Before I forget, let me link you to the guest themeless (by Peter Wentz) posted at Brendan’s site last Friday.
Okay, the morning is gone and I want to get some puzzle editing done, so I’ll be quick about this. I like the freshness of NEAREST EXIT—it’s thisclose to being an arbitrary adjective+noun phrase and likely is not found in any dictionary as a single entry, and yet it really does feel like a distinct lexical chunk to any air traveler.
I like “HERE’S WHY” because it reminds me of a cheesy lecturer my husband once saw. That guy’s shtick was “Blah blah blah, and I’ll tell you why,” over and over.
The clue for THE GAP, [Company with a recent failed logo change], amuses me because I was following that story on Twitter a couple weeks back.

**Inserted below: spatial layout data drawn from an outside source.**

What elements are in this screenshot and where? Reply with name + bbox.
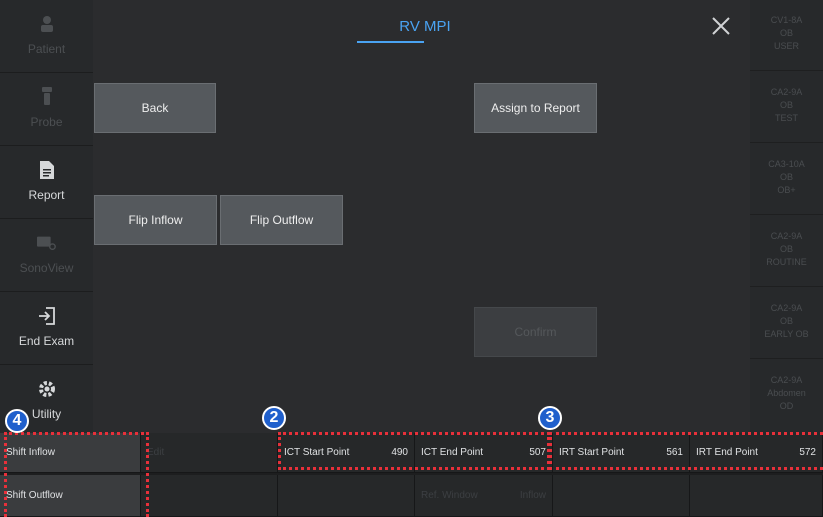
ref-window-control[interactable]: Ref. Window Inflow: [415, 475, 553, 517]
preset-item[interactable]: CA2-9A OB ROUTINE: [750, 216, 823, 287]
highlight-box-4: [4, 432, 149, 517]
exit-icon: [37, 306, 57, 326]
person-icon: [37, 14, 57, 34]
sidebar-item-report[interactable]: Report: [0, 146, 93, 218]
highlight-box-2: [278, 432, 550, 470]
sidebar-item-label: End Exam: [18, 334, 75, 348]
sidebar-item-end-exam[interactable]: End Exam: [0, 292, 93, 364]
preset-panel: CV1-8A OB USER CA2-9A OB TEST CA3-10A OB OB+ C…: [750, 0, 823, 433]
sidebar-item-probe[interactable]: Probe: [0, 73, 93, 145]
annotation-badge-4: 4: [5, 409, 29, 433]
preset-item[interactable]: CA2-9A OB TEST: [750, 72, 823, 143]
probe-icon: [37, 87, 57, 107]
sidebar-item-patient[interactable]: Patient: [0, 0, 93, 72]
sidebar-item-label: Report: [28, 188, 65, 202]
empty-softkey: [278, 475, 415, 517]
preset-item[interactable]: CA2-9A OB EARLY OB: [750, 288, 823, 359]
title-underline: [357, 41, 424, 43]
page-title: RV MPI: [399, 18, 451, 35]
sonoview-icon: [36, 233, 57, 253]
confirm-button[interactable]: Confirm: [474, 307, 597, 357]
left-sidebar: Patient Probe Report SonoView End Exam U…: [0, 0, 93, 433]
sidebar-item-label: Patient: [27, 42, 66, 56]
empty-softkey: [141, 475, 278, 517]
sidebar-item-label: SonoView: [19, 261, 74, 275]
annotation-badge-3: 3: [538, 406, 562, 430]
highlight-box-3: [549, 432, 823, 470]
flip-inflow-button[interactable]: Flip Inflow: [94, 195, 217, 245]
preset-item[interactable]: CA3-10A OB OB+: [750, 144, 823, 215]
empty-softkey: [690, 475, 823, 517]
sidebar-item-label: Probe: [30, 115, 63, 129]
document-icon: [37, 160, 57, 180]
annotation-badge-2: 2: [262, 406, 286, 430]
assign-to-report-button[interactable]: Assign to Report: [474, 83, 597, 133]
gear-icon: [37, 379, 57, 399]
preset-item[interactable]: CV1-8A OB USER: [750, 0, 823, 71]
flip-outflow-button[interactable]: Flip Outflow: [220, 195, 343, 245]
back-button[interactable]: Back: [94, 83, 216, 133]
preset-item[interactable]: CA2-9A Abdomen OD: [750, 360, 823, 433]
empty-softkey: [553, 475, 690, 517]
edit-button[interactable]: Edit: [141, 433, 278, 473]
sidebar-item-sonoview[interactable]: SonoView: [0, 219, 93, 291]
sidebar-item-label: Utility: [31, 407, 62, 421]
close-icon[interactable]: [710, 15, 732, 37]
rv-mpi-panel: RV MPI Back Assign to Report Flip Inflow…: [93, 0, 750, 433]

Echoes of the Tropicana juice redesign—(1) Company spends money designing new logo/packaging. (2) Company springs it on the marketplace. (3) Marketplace says “Good god, what are you doing? That’s awful! Go back to what you had. Don’t mess with iconic, you dipwads.”
You know what slowed me down in the southeast quadrant? I had ACES for [Whizzes]. Mm-hmm, Brendan went with PEES.
34a looks like a disease afflicting those who take on more than they can handle: YESITIS.